While commenting on castes and political power, Béteille noted the rise of Other Backward Classes (OBCs) in the Indian political arena, which scholars had hardly taken note of. In his view, the polarisation of Dalits and OBCs for political power would change the nature of Indian politics. This was indeed the case in places like Bihar, Uttar Pradesh, Tamil Nadu and in some other parts of the country. On the question of reservation, he was critical of the way it was used, as he always feared that those who deserved reservation benefits most would be left out. He was also critical of the way tribes were identified for reservation.

An outstanding teacher and scholar

Béteille’s language in presenting his findings is simple, lucid, and free from jargon, easily accessible even to a layman. The new style of presenting field data that was introduced by Srinivas reached its peak with Béteille’s style of presentation. His commitment to teaching and research, and to building a newly established department as an institution of repute, materialised with the recognition of the Department by the University Grants Commission as the centre of advanced study.

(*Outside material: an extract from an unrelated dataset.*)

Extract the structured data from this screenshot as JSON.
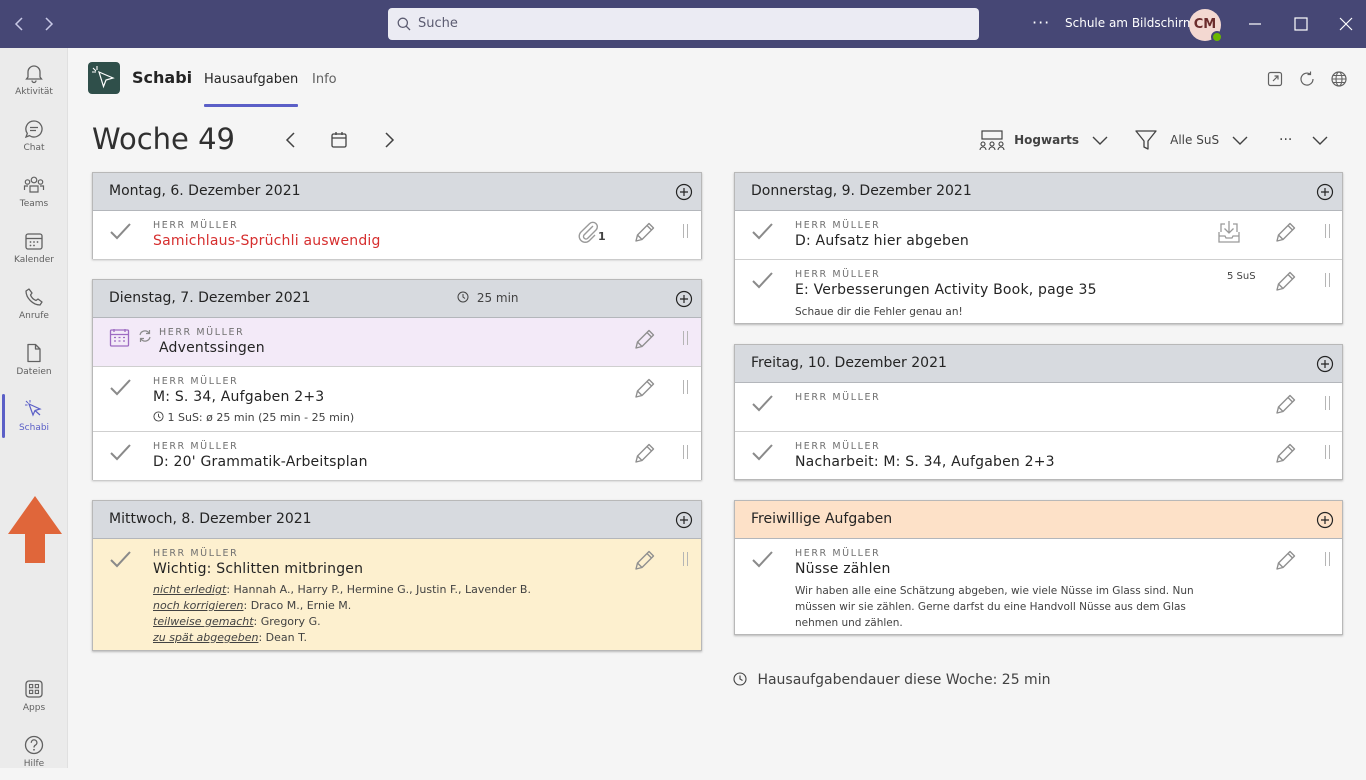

Students from all over the country and from various parts of the world joined the Department of Sociology to study or to do research. Béteille supervised several M.Phil. and Ph.D. students, some of whom joined the Department from countries like the United Kingdom, the United States, Japan, Bangladesh and Sri Lanka. Béteille will always be remembered by his students as an outstanding teacher and by his friends and colleagues as a scholar who gave new directions to sociological studies in India.

Abhijit Dasgupta is the former head of the Department of Sociology, Delhi School of Economics, University of Delhi.